На следующий день мы отправились в путь. Куда, спросите вы? К реке Сенегал. Благодаря Бамбе Сент-Эспри разыскал на карте местность, где прошло Мамино детство.
Я не воспротивился этому путешествию. Может быть, в глубине души даже надеялся, что это хоть какой-то шанс вырвать Маму из ее забытья. Увы, поездка эта была задумана, разработана, спланирована моим родителем. И я всей душой противился его решению: меня крайне возмущало, что Сент-Эспри изображает отца семейства после двенадцатилетнего отсутствия, – конечно, их разлука была инициативой моей матери, поступившей наперекор желанию своего возлюбленного, но у нее наверняка имелись на то серьезные причины, разве нет?
Мы ехали на север страны, в Сен-Луи – город, который разочаровал меня не так сильно, как Дакар; здешние дома, с побеленными известью стенами, оградами кованого железа и черепичными крышами, были куда пригляднее, чем здания в столице. Когда мы проезжали по улицам, Сент-Эспри, увидев мое довольное лицо, бросил с саркастической усмешкой:
– Белый город, построенный белыми людьми. Наследие колониализма.
Я никак не отреагировал, но про себя отметил: ага, значит, он издевается над моим простодушным восхищением. Неужели мой папаша все-таки способен на ехидство? Эта гипотеза меня слегка утешила…

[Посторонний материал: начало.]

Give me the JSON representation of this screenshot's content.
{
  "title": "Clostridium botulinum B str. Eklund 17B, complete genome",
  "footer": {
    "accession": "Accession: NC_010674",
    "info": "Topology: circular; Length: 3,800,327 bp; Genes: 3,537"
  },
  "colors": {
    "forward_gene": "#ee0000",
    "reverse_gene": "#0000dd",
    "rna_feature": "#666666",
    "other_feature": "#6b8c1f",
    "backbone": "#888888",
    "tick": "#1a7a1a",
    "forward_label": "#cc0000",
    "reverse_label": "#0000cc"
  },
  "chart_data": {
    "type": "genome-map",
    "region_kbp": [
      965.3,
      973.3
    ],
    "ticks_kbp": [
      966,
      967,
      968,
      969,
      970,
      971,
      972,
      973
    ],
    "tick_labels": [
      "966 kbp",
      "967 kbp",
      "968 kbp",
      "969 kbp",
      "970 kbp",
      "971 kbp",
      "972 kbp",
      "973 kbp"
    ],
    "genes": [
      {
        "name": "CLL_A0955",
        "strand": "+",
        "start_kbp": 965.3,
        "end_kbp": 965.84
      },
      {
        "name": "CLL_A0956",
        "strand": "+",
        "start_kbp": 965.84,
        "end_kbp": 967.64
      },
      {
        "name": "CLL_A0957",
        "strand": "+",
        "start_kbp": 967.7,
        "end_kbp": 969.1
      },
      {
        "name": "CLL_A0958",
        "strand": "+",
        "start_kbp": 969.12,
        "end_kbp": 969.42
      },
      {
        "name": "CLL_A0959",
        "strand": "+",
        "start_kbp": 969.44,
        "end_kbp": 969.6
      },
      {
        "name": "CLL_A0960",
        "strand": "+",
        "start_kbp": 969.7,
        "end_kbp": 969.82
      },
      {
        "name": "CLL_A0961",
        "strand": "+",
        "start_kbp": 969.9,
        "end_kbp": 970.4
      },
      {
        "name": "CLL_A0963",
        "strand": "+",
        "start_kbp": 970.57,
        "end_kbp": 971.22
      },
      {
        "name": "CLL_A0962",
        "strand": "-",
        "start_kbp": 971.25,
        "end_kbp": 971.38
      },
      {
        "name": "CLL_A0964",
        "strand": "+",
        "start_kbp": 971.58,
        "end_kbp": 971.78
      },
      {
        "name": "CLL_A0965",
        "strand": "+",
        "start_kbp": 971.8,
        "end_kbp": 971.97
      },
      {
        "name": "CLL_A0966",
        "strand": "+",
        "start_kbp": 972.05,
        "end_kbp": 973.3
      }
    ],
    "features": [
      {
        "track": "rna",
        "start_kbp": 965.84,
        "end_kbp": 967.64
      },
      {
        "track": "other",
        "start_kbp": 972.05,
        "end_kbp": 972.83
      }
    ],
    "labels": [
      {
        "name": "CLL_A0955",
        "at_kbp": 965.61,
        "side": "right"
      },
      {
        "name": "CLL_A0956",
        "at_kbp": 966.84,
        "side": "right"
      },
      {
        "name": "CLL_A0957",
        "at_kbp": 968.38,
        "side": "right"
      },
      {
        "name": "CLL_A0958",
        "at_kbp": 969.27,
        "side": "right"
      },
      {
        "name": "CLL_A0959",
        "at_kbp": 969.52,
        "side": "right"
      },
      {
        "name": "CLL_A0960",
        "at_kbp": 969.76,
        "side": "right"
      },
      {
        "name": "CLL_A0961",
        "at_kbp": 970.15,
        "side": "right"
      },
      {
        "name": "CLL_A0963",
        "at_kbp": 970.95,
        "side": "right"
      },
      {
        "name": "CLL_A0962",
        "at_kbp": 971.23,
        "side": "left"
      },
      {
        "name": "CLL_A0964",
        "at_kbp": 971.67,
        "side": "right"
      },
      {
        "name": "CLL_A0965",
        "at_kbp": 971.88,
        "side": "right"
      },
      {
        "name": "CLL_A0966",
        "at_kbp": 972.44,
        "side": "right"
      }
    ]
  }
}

После короткой сиесты, устроенной прямо в джипе, мы свернули с асфальтового шоссе на грунтовую дорогу. И хотя неизвестность пугала меня, я радовался этой перемене, до того мне обрыдла нескончаемая монотонная езда по плоской, пустынной, унылой местности, размеченной одними только мангровыми деревьями; деревушки все были одна в одну – приземистые домики, грузовики, магазины, а дальше пыльные поля, баран, луга с рахитичными растениями, еще один баран, стены огромного богатого имения, недоступного чужим взглядам, снова пыльные поля и очередной баран, опять луга с рахитичными растениями и еще одно мангровое дерево, безликие, убогие селения… Никогда еще я не сознавал, до какой степени архитектура представляет собой, по сути, игру в кубики. Одни прямоугольные коробки из глины, из кирпичей, из досок… Ну и страна! Все, что не было делом рук человеческих, оказывалось плоским, а то, к чему прикоснулись люди, выглядело жалким и унылым. Отсюда я сделал вывод, что Африка исчерпала все свои возможности удивить меня.